Salesforce have been in the news in recent weeks. The multinational employer circulated a memo to Irish staff advising them that they need to take care of their own tax obligations in relation to certain share-based remuneration awards from the employer. The memo appears to have been prompted by Revenue conducting an audit of the company’s RSS1 returns covering a number of years. A company is obliged to submit an informational Form RSS1 each year to detail various share events with employees, generally share options.
We suspect that this issue is not limited to Salesforce but is instead part of a broader compliance review of share-based remuneration schemes by Revenue. We are aware of Aspect Query letters issuing from Revenue in recent weeks to employees of other multinational employers making specific reference to share options.
Share-based remuneration comes in many forms. From our experience, the preferred schemes favoured by multinationals are:
Share Options – The employee receives an option to acquire a share, often at nominal or discounted value. Income Tax is payable within 30 days of when the option is exercised, and the employee is responsible for their own tax affairs. Owing to the tax obligations employees tend to avoid exercising options and holding shares, instead deferring the exercise of options until a time when they intend to cash in and sell shares. We have noticed a move away from share options in recent years with RSU’s instead becoming commonplace.
Restricted Stock Units (RSU’s) – The employee receives shares in the company. A tax point arises when the shares issue via payroll. The employer sells sufficient shares at that time to settle the payroll tax liabilities, with the employee then holding paid up shares with a base cost.

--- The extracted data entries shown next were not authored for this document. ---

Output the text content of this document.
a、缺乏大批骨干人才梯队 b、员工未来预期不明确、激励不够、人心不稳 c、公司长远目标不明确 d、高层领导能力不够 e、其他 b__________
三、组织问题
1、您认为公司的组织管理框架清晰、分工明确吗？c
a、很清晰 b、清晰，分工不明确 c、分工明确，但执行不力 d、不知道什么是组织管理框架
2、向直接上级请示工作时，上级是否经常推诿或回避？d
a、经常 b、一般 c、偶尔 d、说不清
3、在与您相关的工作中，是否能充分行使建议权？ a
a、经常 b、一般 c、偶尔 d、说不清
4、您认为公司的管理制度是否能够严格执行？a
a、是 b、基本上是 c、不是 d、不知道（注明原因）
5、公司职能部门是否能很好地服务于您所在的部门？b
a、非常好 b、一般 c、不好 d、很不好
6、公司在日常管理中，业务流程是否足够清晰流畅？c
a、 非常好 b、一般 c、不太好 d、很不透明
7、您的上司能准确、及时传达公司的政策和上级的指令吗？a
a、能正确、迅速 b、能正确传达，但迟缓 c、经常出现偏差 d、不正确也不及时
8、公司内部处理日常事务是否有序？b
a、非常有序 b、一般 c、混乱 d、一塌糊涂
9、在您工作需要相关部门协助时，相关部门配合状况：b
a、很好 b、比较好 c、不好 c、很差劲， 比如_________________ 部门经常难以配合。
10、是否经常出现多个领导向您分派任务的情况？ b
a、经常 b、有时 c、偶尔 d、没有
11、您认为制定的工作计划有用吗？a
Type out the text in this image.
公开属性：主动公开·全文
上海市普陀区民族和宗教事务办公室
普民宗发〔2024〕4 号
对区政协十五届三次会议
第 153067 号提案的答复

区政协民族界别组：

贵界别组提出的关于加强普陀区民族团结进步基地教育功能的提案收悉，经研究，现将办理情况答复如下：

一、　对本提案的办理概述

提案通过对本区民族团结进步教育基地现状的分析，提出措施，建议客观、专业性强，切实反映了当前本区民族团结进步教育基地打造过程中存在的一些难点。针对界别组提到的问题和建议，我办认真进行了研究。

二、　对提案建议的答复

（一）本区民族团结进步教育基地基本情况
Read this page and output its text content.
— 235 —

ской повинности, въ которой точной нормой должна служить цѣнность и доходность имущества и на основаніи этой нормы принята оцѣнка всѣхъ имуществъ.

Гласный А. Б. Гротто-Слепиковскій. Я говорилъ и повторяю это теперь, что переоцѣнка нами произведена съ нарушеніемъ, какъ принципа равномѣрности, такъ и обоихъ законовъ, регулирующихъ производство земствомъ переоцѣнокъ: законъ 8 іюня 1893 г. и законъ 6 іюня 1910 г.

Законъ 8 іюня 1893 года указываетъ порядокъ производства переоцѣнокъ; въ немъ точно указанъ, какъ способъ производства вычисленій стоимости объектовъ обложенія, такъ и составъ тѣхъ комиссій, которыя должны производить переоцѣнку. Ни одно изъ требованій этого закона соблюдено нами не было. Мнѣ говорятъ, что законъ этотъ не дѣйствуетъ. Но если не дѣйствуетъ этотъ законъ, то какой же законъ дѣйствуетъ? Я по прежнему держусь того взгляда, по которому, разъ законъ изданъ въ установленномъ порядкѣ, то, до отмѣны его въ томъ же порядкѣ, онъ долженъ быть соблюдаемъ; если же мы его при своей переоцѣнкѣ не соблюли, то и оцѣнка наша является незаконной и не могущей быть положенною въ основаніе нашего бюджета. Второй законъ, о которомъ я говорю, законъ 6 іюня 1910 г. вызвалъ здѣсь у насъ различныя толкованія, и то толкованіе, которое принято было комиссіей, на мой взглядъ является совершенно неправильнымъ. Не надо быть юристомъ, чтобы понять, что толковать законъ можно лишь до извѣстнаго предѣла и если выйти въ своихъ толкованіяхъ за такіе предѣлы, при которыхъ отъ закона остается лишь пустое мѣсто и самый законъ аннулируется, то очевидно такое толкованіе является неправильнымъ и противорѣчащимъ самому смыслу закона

When the employee comes to sell the shares, a Capital Gains Tax (CGT) event arises. The employee at that point is required to pay and file any CGT to Revenue.
Employee Share Purchase Plan (ESPP) – The employee can purchase shares in the employer company at a discounted purchase price. The purchase price is funded through deductions from the employee’s net salary or wages. The discount allowed is normally 15% of the market value of the shares; that discount however is a taxable event.
From our review of cases to date, the current ambiguity and confusion appears to specifically relate to ESPP schemes. Generally, the discount applied to an ESPP scheme is treated as a share award, taxed via payroll. Certainly, employees can be forgiven for misunderstanding their obligations as the Revenue website indicates this is an employer payroll obligation.
However, if the ESPP’s are structured as share options rather than straight up shares, the tax obligation moves from the employer (via payroll) to the employee. The employee becomes obliged to submit an RTSO1 return, paying income taxes arising on the discount. Additionally, the employee becomes a taxable person (if not already so) for Income Tax purposes and is obliged to pay and file a Form 11 Income Tax return.
In our view, the RTSO obligation is onerous on employees, particularly as the tax arising on the 15% discount will result in a relatively minor tax bill compared to the value of the shares awarded. Likewise, the fact that many employer schemes have multiple awards each year puts multiple filing obligations on employees, not to mention tax advisor fees in relation to same. And all of this happens before the employee earns a monetary return on their shares.
Unfortunately, without employers stepping in, the onus is falling on employees to bring their affairs up to date and to keep them in order going forward. From the correspondence we have had sight of, Revenue are seeking unprompted voluntary disclosures from employees. Interest and penalties will invariably arise making a further cost to employees.